Have you ever heard the saying "one man's trash is another man's treasure?" That's exactly what came to mind when I first heard about the mysterious corn fungus called huitlacoche taking over gardens and farms with its quick-spreading spores. Although farmers and gardeners consider fungus to be an unwelcome guest, others have made this strange disease into a delicacy.
What is Huitlacoche?
Huitlacoche, also called devil's corn, corn smut, Mexican truffle, corn truffle, or corn mushroom, is a plant disease caused by the fungus Ustilago maydis. In the Aztec language of Nahuatl, the affliction is called Cuitlacoche, which most believe can be translated to "sleeping excrescence/growth." This is because the fungus keeps the corn kernels from growing, causing them to "sleep."
The mysterious fungus can be found in warmer growing zones, mostly across Mexico and the southern United States. The disease begins on the tassels, stalks and leaves of the plant, but eventually destroys the ears of corn plants, turning each corn kernel into a blue-grey bulge.
In the United States, huitlacoche is considered a blight on your corn crop, to be avoided at all costs and even called "devil's corn" by some. However, this edible fungus is a delicacy in Mexican cuisine, where it's enjoyed in quesadillas, tacos, tamales, and soups. It also has a number of heart benefits, providing the essential amino acid lysine, along with lots of protein and fiber.
The Ambrosia of the Aztec Gods
I first learned of this polarizing fungus when talking to a Mexican-American chef. Having grown up in Mexico, he loves the earthy, sweet, mushroom-like flavor of the Mexican delicacy. As a chef in the United States, he told me of his search for the strange "truffle," which mostly involved calling farmers and asking if they had any corn fungus growing on their crops at the moment.
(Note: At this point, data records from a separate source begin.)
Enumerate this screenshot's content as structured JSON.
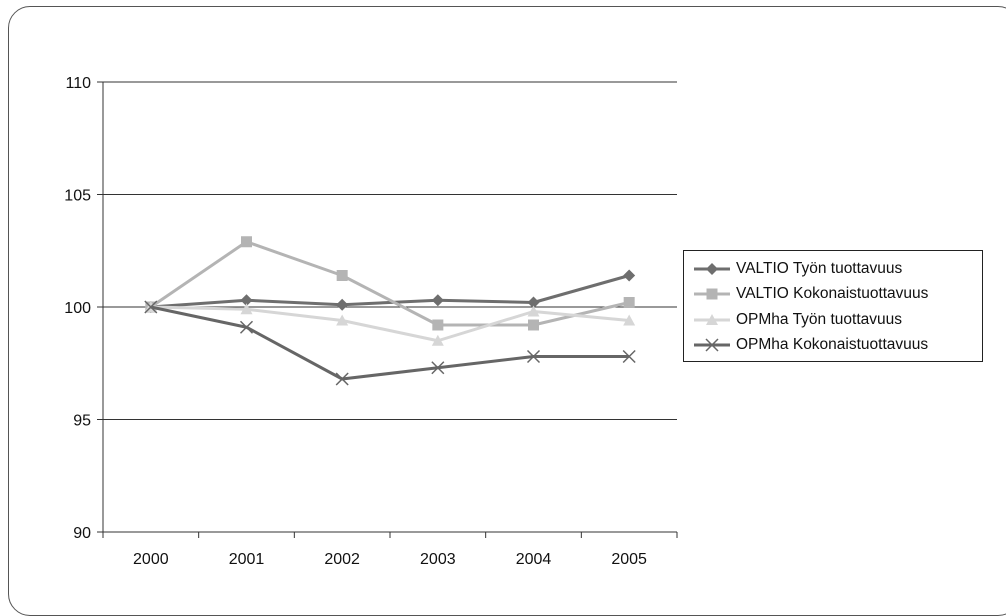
{
  "chart_data": {
    "type": "line",
    "title": "",
    "xlabel": "",
    "ylabel": "",
    "categories": [
      "2000",
      "2001",
      "2002",
      "2003",
      "2004",
      "2005"
    ],
    "ylim": [
      90,
      110
    ],
    "yticks": [
      "90",
      "95",
      "100",
      "105",
      "110"
    ],
    "grid": true,
    "legend_position": "right",
    "series": [
      {
        "name": "VALTIO Työn tuottavuus",
        "values": [
          100,
          100.3,
          100.1,
          100.3,
          100.2,
          101.4
        ],
        "color": "#6e6e6e",
        "marker": "diamond"
      },
      {
        "name": "VALTIO Kokonaistuottavuus",
        "values": [
          100,
          102.9,
          101.4,
          99.2,
          99.2,
          100.2
        ],
        "color": "#b4b4b4",
        "marker": "square"
      },
      {
        "name": "OPMha Työn tuottavuus",
        "values": [
          100,
          99.9,
          99.4,
          98.5,
          99.8,
          99.4
        ],
        "color": "#d6d6d6",
        "marker": "triangle"
      },
      {
        "name": "OPMha Kokonaistuottavuus",
        "values": [
          100,
          99.1,
          96.8,
          97.3,
          97.8,
          97.8
        ],
        "color": "#666666",
        "marker": "x"
      }
    ]
  }
}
The corn growers all emphatically assured him that their crops were perfectly healthy, with no fungus in sight, since no farmer in his right mind would admit to having diseased corn. Sadly for the chef, this has made it nearly impossible to incorporate fresh huitlacoche into his dishes.
In Mexico, farmers search for Cuitlacoche in their Mexican corn during the rainy season, from about May to October every year. The fungus flourishes in the wet, rainy conditions, and farmers collect it in big buckets to sell at Mexican markets, to be stuffed in tortillas and added to soups.
Diana Kennedy, renowned as the "Julia Child of Mexico," even mentions this beloved food in her book The Cuisines of Mexico. "It may have been ambrosia of the Aztec gods with an inky, mushroomy flavor that is almost impossible to describe."
This mushroom-like food first became known in the U.S. in the late 80's, when it was served by chef Josefina Howard in a huitlacoche feast at the James Beard House in New York City. Although it's still considered a troublesome pest to most, more and more farmers and chefs are learning of the deliciousness of this Mexican fungicide.
Some scientists are even looking for ways to grow the fungus deliberately, intentionally infecting varieties of sweet corn and Mexican corn. The goal is to create a liquid inoculum that farmers can use to infect their corn.
How to Eat Huitlacoche
Although no one has yet found a way to infect corn cobs with the disease intentionally, some farmers in the U.S. have caught on to the trend of using the fungus for good. It can be found in some farmer's markets and Mexican grocery stores, and is easy to use.
Huitlacoche is delicious in many dishes, from huitlacoche quesadillas to chicken and huitlacoche soup. It can also be prepared simply, sautéed with olive oil, onions, epazote (an herb like cilantro), and serrano chiles. I don't know about you, but anything considered "food of the gods" is worth a try in my book!